The middle word is bold on purpose, this word is kept company by two other words on both sides. With a so called *neural network* one could try to predict the middle word on the basis of the accompanying four words. Of course, this is ill-defined. In the middle of $4$ words, there are often multiple words that fit:

* the, grey, **cat**, has, fluffy
* the, grey, **dog**, has, fluffy
* the, grey, **bird**, has, fluffy

However

* the, grey, **snake**, has, fluffy

makes less sense, and in general will not occur in a corpus, for example in all text from Wikipedia.


For the network to perform well, it will learn some similar features for cat, dogs and birds, but not for snakes. If you then train the network on for example wikipedia, or any other corpus of a language, the numerical representations will make sense.

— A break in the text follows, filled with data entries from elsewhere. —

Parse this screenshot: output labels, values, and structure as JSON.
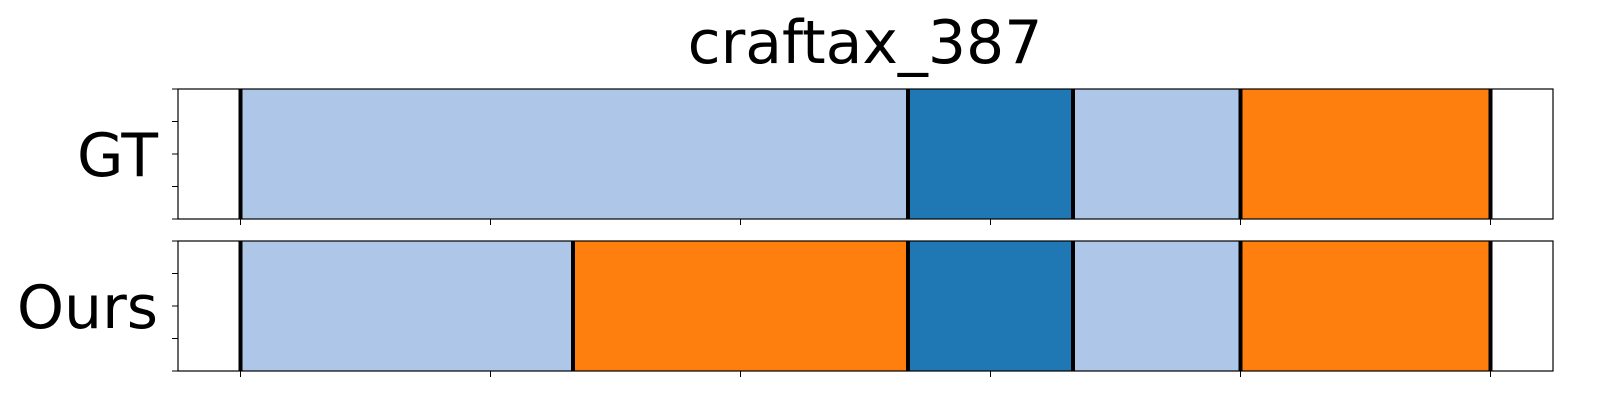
{
  "chart_data": {
    "type": "segmentation-timeline",
    "title": "craftax_387",
    "xlim": [
      -0.25,
      5.25
    ],
    "x_ticks": [
      0,
      1,
      2,
      3,
      4,
      5
    ],
    "tick_labels_visible": false,
    "grid": false,
    "colors": {
      "light_blue": "#aec7e8",
      "dark_blue": "#1f77b4",
      "orange": "#ff7f0e",
      "boundary": "#000000"
    },
    "rows": [
      {
        "label": "GT",
        "segments": [
          {
            "start": 0.0,
            "end": 2.67,
            "color": "light_blue"
          },
          {
            "start": 2.67,
            "end": 3.33,
            "color": "dark_blue"
          },
          {
            "start": 3.33,
            "end": 4.0,
            "color": "light_blue"
          },
          {
            "start": 4.0,
            "end": 5.0,
            "color": "orange"
          }
        ]
      },
      {
        "label": "Ours",
        "segments": [
          {
            "start": 0.0,
            "end": 1.33,
            "color": "light_blue"
          },
          {
            "start": 1.33,
            "end": 2.67,
            "color": "orange"
          },
          {
            "start": 2.67,
            "end": 3.33,
            "color": "dark_blue"
          },
          {
            "start": 3.33,
            "end": 4.0,
            "color": "light_blue"
          },
          {
            "start": 4.0,
            "end": 5.0,
            "color": "orange"
          }
        ]
      }
    ]
  }
}
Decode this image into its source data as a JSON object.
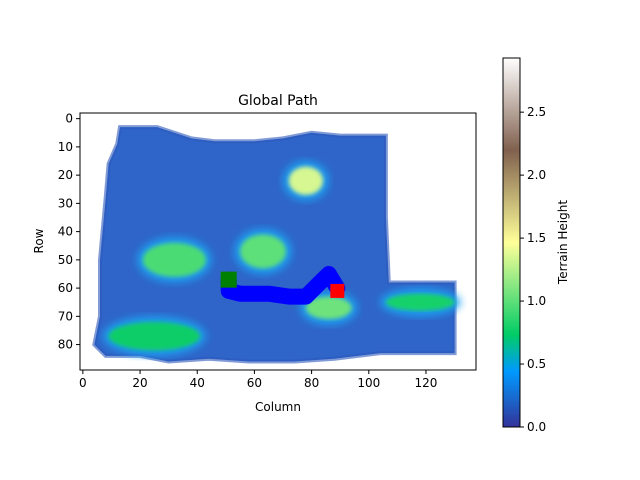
{
  "chart_data": {
    "type": "heatmap",
    "title": "Global Path",
    "xlabel": "Column",
    "ylabel": "Row",
    "xlim": [
      -1,
      137.5
    ],
    "ylim": [
      89,
      -2
    ],
    "x_ticks": [
      0,
      20,
      40,
      60,
      80,
      100,
      120
    ],
    "y_ticks": [
      0,
      10,
      20,
      30,
      40,
      50,
      60,
      70,
      80
    ],
    "colorbar": {
      "label": "Terrain Height",
      "colormap": "terrain",
      "min": 0.0,
      "max": 2.93,
      "ticks": [
        0.0,
        0.5,
        1.0,
        1.5,
        2.0,
        2.5
      ]
    },
    "terrain_outline": [
      [
        13,
        3
      ],
      [
        26,
        3
      ],
      [
        32,
        5
      ],
      [
        38,
        7
      ],
      [
        46,
        8
      ],
      [
        60,
        8
      ],
      [
        70,
        7
      ],
      [
        80,
        5
      ],
      [
        90,
        6
      ],
      [
        106,
        6
      ],
      [
        106,
        35
      ],
      [
        107,
        58
      ],
      [
        130,
        58
      ],
      [
        130,
        83
      ],
      [
        104,
        83
      ],
      [
        88,
        85
      ],
      [
        74,
        86
      ],
      [
        58,
        86
      ],
      [
        44,
        85
      ],
      [
        30,
        86
      ],
      [
        20,
        84
      ],
      [
        8,
        84
      ],
      [
        4,
        80
      ],
      [
        6,
        70
      ],
      [
        6,
        50
      ],
      [
        8,
        28
      ],
      [
        9,
        16
      ],
      [
        12,
        9
      ]
    ],
    "terrain_features": [
      {
        "cx": 32,
        "cy": 50,
        "rx": 11,
        "ry": 6,
        "height": 0.95
      },
      {
        "cx": 63,
        "cy": 47,
        "rx": 8,
        "ry": 6,
        "height": 1.0
      },
      {
        "cx": 78,
        "cy": 22,
        "rx": 6,
        "ry": 5,
        "height": 1.35
      },
      {
        "cx": 86,
        "cy": 67,
        "rx": 8,
        "ry": 4,
        "height": 1.05
      },
      {
        "cx": 25,
        "cy": 77,
        "rx": 16,
        "ry": 5,
        "height": 0.75
      },
      {
        "cx": 118,
        "cy": 65,
        "rx": 12,
        "ry": 3,
        "height": 0.8
      }
    ],
    "global_path": [
      [
        51,
        57
      ],
      [
        51,
        61
      ],
      [
        55,
        62
      ],
      [
        65,
        62
      ],
      [
        72,
        63
      ],
      [
        78,
        63
      ],
      [
        84,
        57
      ],
      [
        86,
        55
      ],
      [
        89,
        60
      ]
    ],
    "start": {
      "x": 51,
      "y": 57
    },
    "goal": {
      "x": 89,
      "y": 61
    },
    "colors": {
      "path": "#0000ff",
      "start": "#008000",
      "goal": "#ff0000",
      "terrain_low": "#333399",
      "terrain_mid": "#00c27a",
      "terrain_high": "#ffffff"
    }
  }
}
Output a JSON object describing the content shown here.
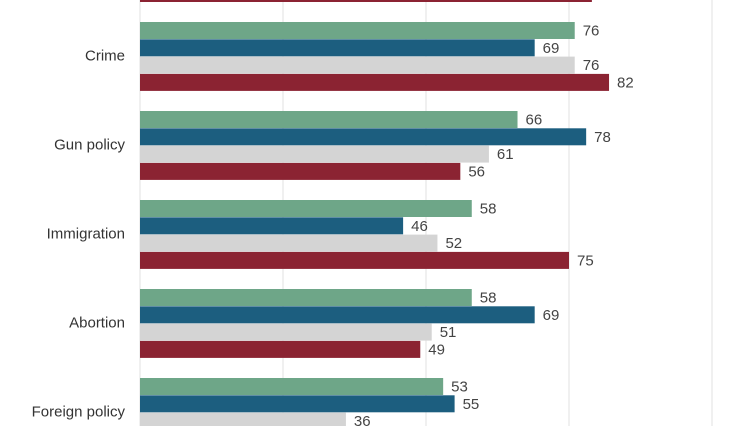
{
  "chart_data": {
    "type": "bar",
    "orientation": "horizontal",
    "categories": [
      "Crime",
      "Gun policy",
      "Immigration",
      "Abortion",
      "Foreign policy"
    ],
    "series": [
      {
        "color": "#6ea688",
        "values": [
          76,
          66,
          58,
          58,
          53
        ]
      },
      {
        "color": "#1c5e7f",
        "values": [
          69,
          78,
          46,
          69,
          55
        ]
      },
      {
        "color": "#d4d4d4",
        "values": [
          76,
          61,
          52,
          51,
          36
        ]
      },
      {
        "color": "#8b2332",
        "values": [
          82,
          56,
          75,
          49,
          null
        ]
      }
    ],
    "xlim": [
      0,
      100
    ],
    "grid": true,
    "top_partial_bar": {
      "color": "#8b2332",
      "value": 79
    }
  }
}
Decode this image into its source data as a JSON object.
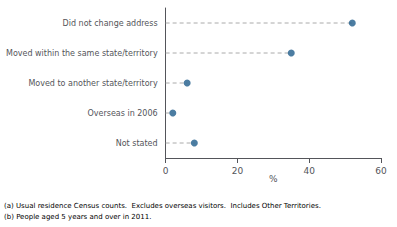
{
  "chart_data": {
    "type": "dot",
    "orientation": "horizontal",
    "categories": [
      "Not stated",
      "Overseas in 2006",
      "Moved to another state/territory",
      "Moved within the same state/territory",
      "Did not change address"
    ],
    "values": [
      8,
      2,
      6,
      35,
      52
    ],
    "color": "#1F5C8B",
    "line_style": "dashed",
    "xlabel": "%",
    "xlim": [
      0,
      60
    ],
    "xticks": [
      0,
      20,
      40,
      60
    ],
    "grid": false,
    "annotations": [
      "(a) Usual residence Census counts.  Excludes overseas visitors.  Includes Other Territories.",
      "(b) People aged 5 years and over in 2011."
    ]
  }
}
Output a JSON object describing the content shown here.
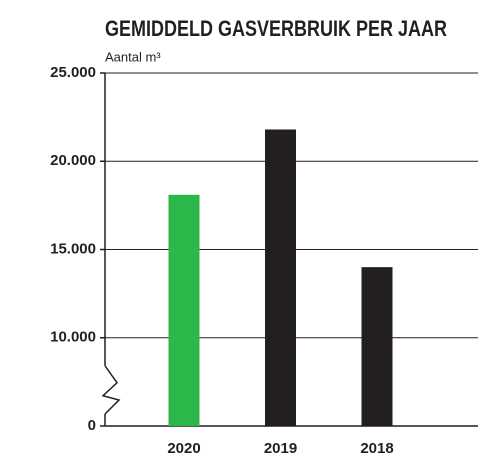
{
  "chart_data": {
    "type": "bar",
    "title": "GEMIDDELD GASVERBRUIK PER JAAR",
    "subtitle": "Aantal m³",
    "categories": [
      "2020",
      "2019",
      "2018"
    ],
    "values": [
      18100,
      21800,
      14000
    ],
    "colors": [
      "#2cb74a",
      "#231f20",
      "#231f20"
    ],
    "ylim": [
      0,
      25000
    ],
    "yticks": [
      0,
      {
        "value": 10000,
        "label": "10.000"
      },
      {
        "value": 15000,
        "label": "15.000"
      },
      {
        "value": 20000,
        "label": "20.000"
      },
      {
        "value": 25000,
        "label": "25.000"
      }
    ],
    "axis_break": true,
    "grid": true
  }
}
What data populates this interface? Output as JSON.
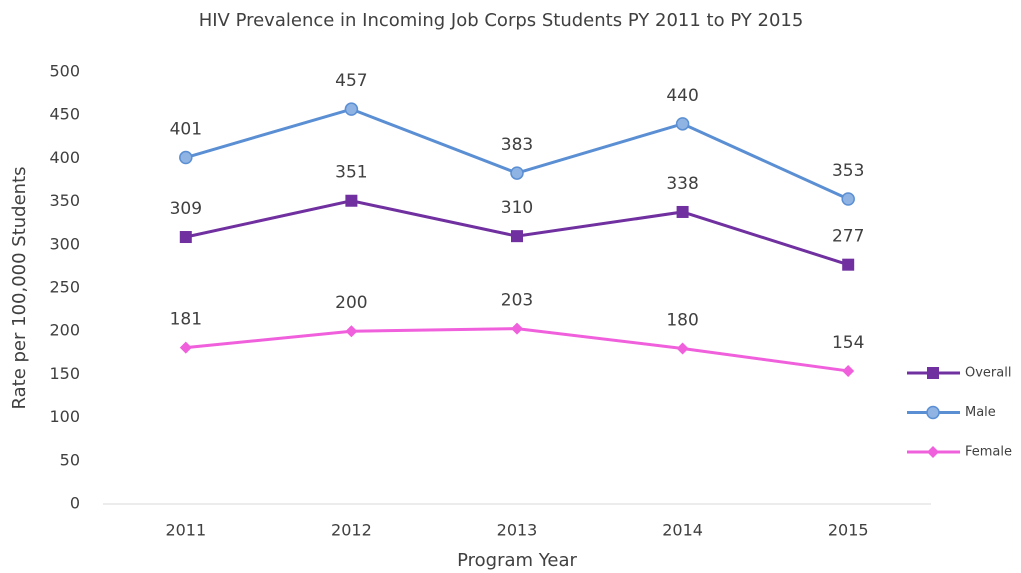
{
  "chart_data": {
    "type": "line",
    "title": "HIV Prevalence in Incoming Job Corps Students PY 2011 to PY 2015",
    "x_label": "Program Year",
    "y_label": "Rate per 100,000 Students",
    "categories": [
      "2011",
      "2012",
      "2013",
      "2014",
      "2015"
    ],
    "series": [
      {
        "name": "Overall",
        "color": "#7030a0",
        "marker": "square",
        "values": [
          309,
          351,
          310,
          338,
          277
        ]
      },
      {
        "name": "Male",
        "color": "#5b8fd4",
        "marker": "circle",
        "values": [
          401,
          457,
          383,
          440,
          353
        ]
      },
      {
        "name": "Female",
        "color": "#f05fdc",
        "marker": "diamond",
        "values": [
          181,
          200,
          203,
          180,
          154
        ]
      }
    ],
    "ylim": [
      0,
      500
    ],
    "yticks": [
      0,
      50,
      100,
      150,
      200,
      250,
      300,
      350,
      400,
      450,
      500
    ],
    "grid": false,
    "legend": "right"
  }
}
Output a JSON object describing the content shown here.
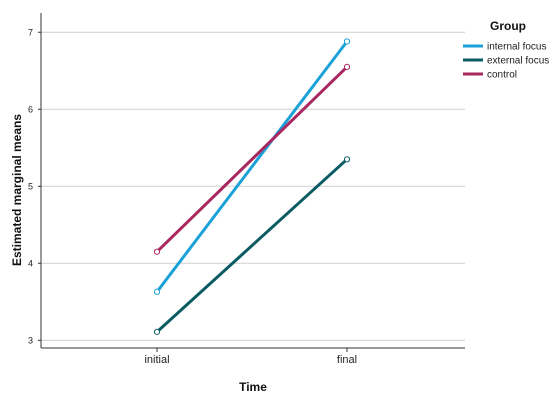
{
  "chart_data": {
    "type": "line",
    "title": "",
    "xlabel": "Time",
    "ylabel": "Estimated marginal means",
    "categories": [
      "initial",
      "final"
    ],
    "ylim": [
      2.9,
      7.25
    ],
    "yticks": [
      "3",
      "4",
      "5",
      "6",
      "7"
    ],
    "grid": "horizontal",
    "legend": {
      "title": "Group",
      "placement": "top-right"
    },
    "series": [
      {
        "name": "internal focus",
        "color": "#1aa1d8",
        "values": [
          3.63,
          6.88
        ]
      },
      {
        "name": "external focus",
        "color": "#0b5b63",
        "values": [
          3.11,
          5.35
        ]
      },
      {
        "name": "control",
        "color": "#a8285f",
        "values": [
          4.15,
          6.55
        ]
      }
    ]
  }
}
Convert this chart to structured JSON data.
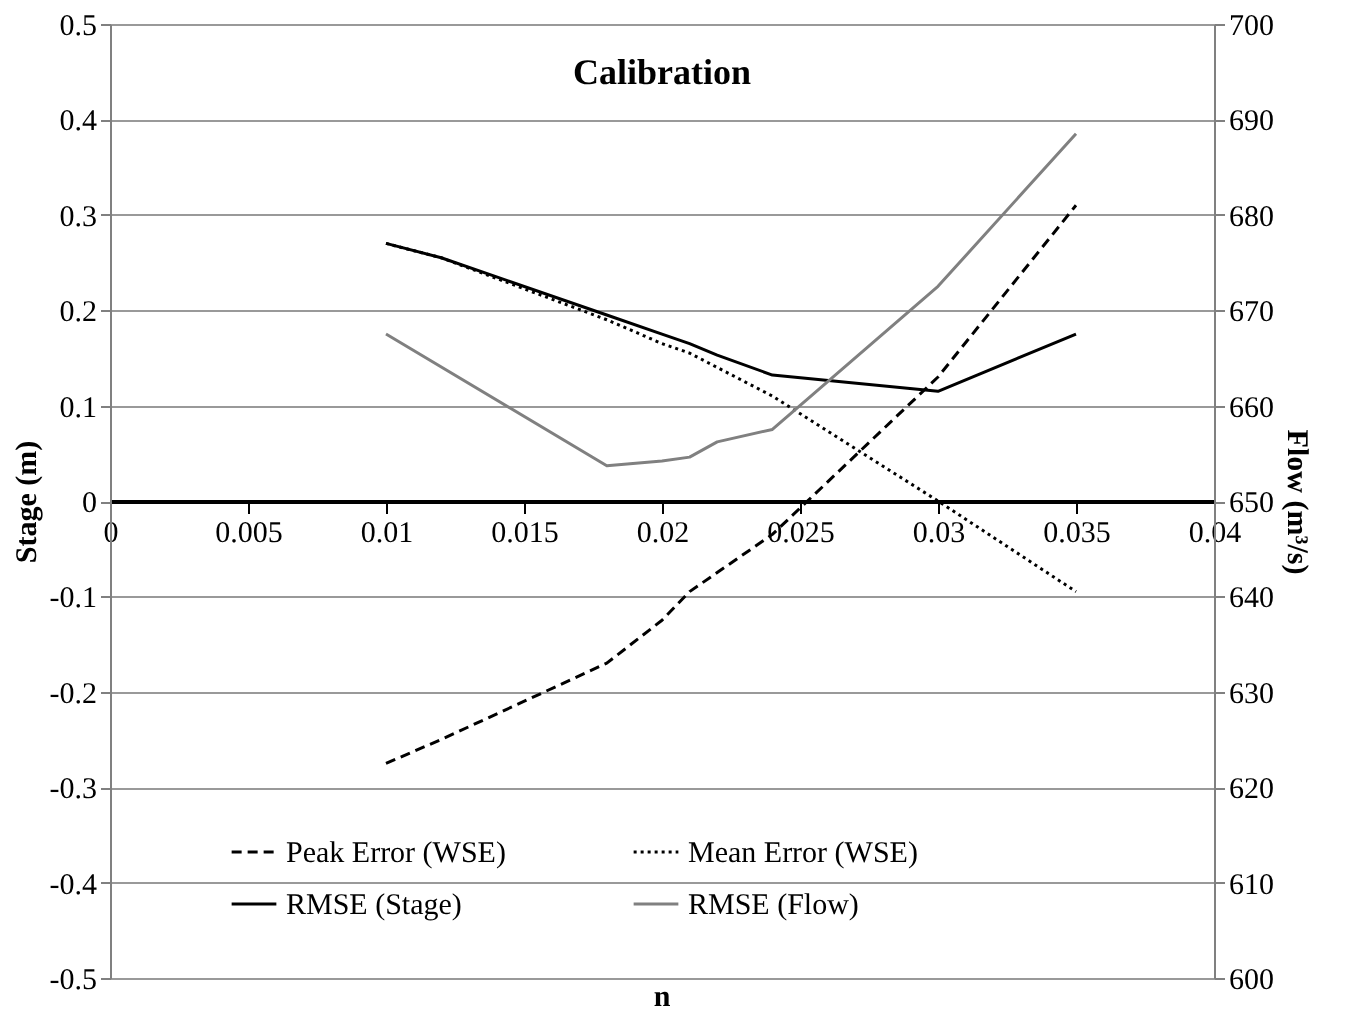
{
  "chart_data": {
    "type": "line",
    "title": "Calibration",
    "xlabel": "n",
    "ylabel": "Stage (m)",
    "y2label": "Flow (m³/s)",
    "x": [
      0.01,
      0.012,
      0.018,
      0.02,
      0.021,
      0.022,
      0.024,
      0.03,
      0.035
    ],
    "series": [
      {
        "name": "Peak Error (WSE)",
        "color": "#000000",
        "line_style": "dashed",
        "values": [
          -0.275,
          -0.25,
          -0.17,
          -0.125,
          -0.095,
          -0.075,
          -0.035,
          0.13,
          0.31
        ]
      },
      {
        "name": "Mean Error (WSE)",
        "color": "#000000",
        "line_style": "dotted",
        "values": [
          0.27,
          0.255,
          0.19,
          0.165,
          0.155,
          0.14,
          0.11,
          0.0,
          -0.095
        ]
      },
      {
        "name": "RMSE (Stage)",
        "color": "#000000",
        "line_style": "solid",
        "values": [
          0.27,
          0.255,
          0.195,
          0.175,
          0.165,
          0.153,
          0.132,
          0.115,
          0.175
        ]
      },
      {
        "name": "RMSE (Flow)",
        "color": "#808080",
        "line_style": "solid",
        "axis": "y2",
        "x": [
          0.01,
          0.018,
          0.02,
          0.021,
          0.022,
          0.024,
          0.03,
          0.035
        ],
        "values": [
          667.5,
          653.7,
          654.2,
          654.6,
          656.2,
          657.5,
          672.5,
          688.5
        ]
      }
    ],
    "xlim": [
      0,
      0.04
    ],
    "xticks": [
      0,
      0.005,
      0.01,
      0.015,
      0.02,
      0.025,
      0.03,
      0.035,
      0.04
    ],
    "ylim": [
      -0.5,
      0.5
    ],
    "yticks": [
      -0.5,
      -0.4,
      -0.3,
      -0.2,
      -0.1,
      0,
      0.1,
      0.2,
      0.3,
      0.4,
      0.5
    ],
    "y2lim": [
      600,
      700
    ],
    "y2ticks": [
      600,
      610,
      620,
      630,
      640,
      650,
      660,
      670,
      680,
      690,
      700
    ],
    "grid": "y",
    "legend": "bottom",
    "marker": "none"
  }
}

In general the numerical representation consists of several thousand of numbers.

Lets use gensim, and see what happens.

Run the cell below

In [None]:
from gensim.models import Word2Vec, KeyedVectors

Now let's load the scentences from the previous exercise

In [None]:
sentences = []
with open('poems.txt', 'r') as poems_file:
    for line in poems_file:
        sentence = line.strip().lower().split()
        if ''.join(sentence) != '':
            sentences.append(sentence)

And then create a model an train it on these sentences.

In [None]:
model = Word2Vec(size=64, window=5, min_count=5)

model.build_vocab(sentences)
model.train(sentences, total_examples=len(sentences), epochs=1000)

Check out the 64 numbers that represent **"heart"**

In [None]:
model['heart']

The number of sentences is way to small to create a decent model of the words, one needs at least 100 sentences per word. Stanford's NLP Group published some decent wordvectors based on 2 billion tweets. Let's load it.

In [None]:
# Takes about 2 minutes.

stanford_model = KeyedVectors.load_word2vec_format('glove.6B.100d.bin', binary=False)

Now that this is done, lets find out what **queen - woman + man** evaluates to.

In [None]:
stanford_model.most_similar(positive=['queen', 'man'], negative=['woman'])

How about **walking - aiming + aim**?

In [None]:
stanford_model.most_similar(positive=['walking', 'aim'], negative=['aiming'])

# Excercise

As an exercise, compute **France - Netherlands + Amsterdam**.

In [None]:
# TODO: One line of code

Some words seem to make sense, but that's probably just randomness anyway.